Figure 2. Illustration of Pt monolayer deposition on a foreign metal core involving the Cu UPD and subsequent Pt displacement.
- Carbon-based catalyst: Among the non-precious metal catalysts, carbon-based materials are one of the most studied fuel cell catalysts because of their low cost, high electrical conductivity and good stability. They mainly include non-metallic heteroatom-doped carbon materials, metal/nitrogen co-doped carbon materials, and carbon catalysts coated with nanoparticles. Some researchers have reported that macrocyclic complex CoPc/C can be used as a cathodic reaction catalyst, which opens up a new field for the study of electrode reaction catalysts. In addition, some 3D transition metals such as Fe, Co, Mn, Ni and Zn have been successfully doped into nitrogen-containing carbon materials. The center of metal element is the active site of catalysis, so even if the content of metal elements is small, it may have an important effect on the activity of cathodic reaction.
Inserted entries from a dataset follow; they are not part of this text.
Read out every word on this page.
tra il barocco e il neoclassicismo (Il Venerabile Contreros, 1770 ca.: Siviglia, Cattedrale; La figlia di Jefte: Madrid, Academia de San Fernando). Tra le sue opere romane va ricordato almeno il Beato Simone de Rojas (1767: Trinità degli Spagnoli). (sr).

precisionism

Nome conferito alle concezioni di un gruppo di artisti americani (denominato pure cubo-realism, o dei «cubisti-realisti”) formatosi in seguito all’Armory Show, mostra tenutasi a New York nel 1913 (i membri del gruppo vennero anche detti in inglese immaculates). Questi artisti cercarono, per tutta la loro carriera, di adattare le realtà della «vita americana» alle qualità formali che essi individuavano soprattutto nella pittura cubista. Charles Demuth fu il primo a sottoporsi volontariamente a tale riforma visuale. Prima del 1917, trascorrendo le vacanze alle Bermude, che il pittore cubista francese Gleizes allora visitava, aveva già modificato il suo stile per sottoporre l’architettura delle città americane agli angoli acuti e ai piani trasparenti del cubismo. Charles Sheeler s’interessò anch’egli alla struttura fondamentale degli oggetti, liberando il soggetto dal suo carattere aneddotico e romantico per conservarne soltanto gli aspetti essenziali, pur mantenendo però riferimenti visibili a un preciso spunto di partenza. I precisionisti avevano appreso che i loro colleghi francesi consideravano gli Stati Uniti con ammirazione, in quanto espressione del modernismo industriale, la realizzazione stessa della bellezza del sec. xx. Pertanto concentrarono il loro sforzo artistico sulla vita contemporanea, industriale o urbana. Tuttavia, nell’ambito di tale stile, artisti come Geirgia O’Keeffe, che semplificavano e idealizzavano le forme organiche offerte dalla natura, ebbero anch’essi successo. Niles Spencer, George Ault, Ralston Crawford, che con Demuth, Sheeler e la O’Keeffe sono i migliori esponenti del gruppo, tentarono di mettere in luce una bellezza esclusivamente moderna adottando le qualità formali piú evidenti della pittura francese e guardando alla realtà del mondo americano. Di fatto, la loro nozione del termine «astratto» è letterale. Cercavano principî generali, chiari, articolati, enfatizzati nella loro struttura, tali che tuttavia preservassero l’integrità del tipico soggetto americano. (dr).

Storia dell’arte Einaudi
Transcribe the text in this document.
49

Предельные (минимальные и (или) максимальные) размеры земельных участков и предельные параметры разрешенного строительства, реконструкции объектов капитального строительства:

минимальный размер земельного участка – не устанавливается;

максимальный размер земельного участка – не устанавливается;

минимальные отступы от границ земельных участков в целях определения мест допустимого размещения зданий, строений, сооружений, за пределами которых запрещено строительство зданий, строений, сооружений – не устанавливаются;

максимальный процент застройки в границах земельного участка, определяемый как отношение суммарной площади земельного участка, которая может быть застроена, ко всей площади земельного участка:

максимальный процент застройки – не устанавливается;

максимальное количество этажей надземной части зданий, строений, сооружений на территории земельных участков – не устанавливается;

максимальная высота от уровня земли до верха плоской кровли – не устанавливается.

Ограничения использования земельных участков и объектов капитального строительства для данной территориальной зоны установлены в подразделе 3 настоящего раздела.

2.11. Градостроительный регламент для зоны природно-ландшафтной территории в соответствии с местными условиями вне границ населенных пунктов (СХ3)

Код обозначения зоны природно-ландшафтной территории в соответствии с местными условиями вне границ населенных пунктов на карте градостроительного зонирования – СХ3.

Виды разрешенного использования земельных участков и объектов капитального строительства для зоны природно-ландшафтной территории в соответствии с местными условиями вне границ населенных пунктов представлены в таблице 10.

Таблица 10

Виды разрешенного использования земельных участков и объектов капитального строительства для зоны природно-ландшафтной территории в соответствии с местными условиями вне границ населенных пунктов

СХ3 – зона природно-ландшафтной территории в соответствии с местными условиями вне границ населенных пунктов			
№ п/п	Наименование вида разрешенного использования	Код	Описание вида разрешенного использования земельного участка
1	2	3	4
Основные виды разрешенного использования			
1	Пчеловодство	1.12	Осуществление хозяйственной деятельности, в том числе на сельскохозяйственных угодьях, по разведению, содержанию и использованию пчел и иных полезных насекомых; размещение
- Transition metal chalcogenide compounds: Studies have shown that Mo4Ru2Se8 has cathodic catalytic activity under acidic conditions. However, metal chalcogenide compounds are easy to be oxidized when exposed to air for a long time and exhibit catalytic effect under acidic conditions. There is also a large gap between the activity of metal chalcogenide compounds and the activity of Pt/C catalysts, so it is difficult to replace Pt-based catalysts with metal chalcogenide compounds.
- Zhang J, Vukmirovic M B, Xu Y, et al. (2005) "Controlling the Catalytic Activity of Platinum-Monolayer Electrocatalysts for Oxygen Reduction with Different Substrates". Angewandte Chemie International Edition, 44(14): 2132-2135.
- Zhou W P, Sasaki K, Su D, et al(2010)."Gram-Scale-Synthesized PdzCo-Supported Pt Monolayer Electrocatalysts for Oxygen Reduction Reaction". The Journal of Physical Chemistry C,114(19):8957-8957.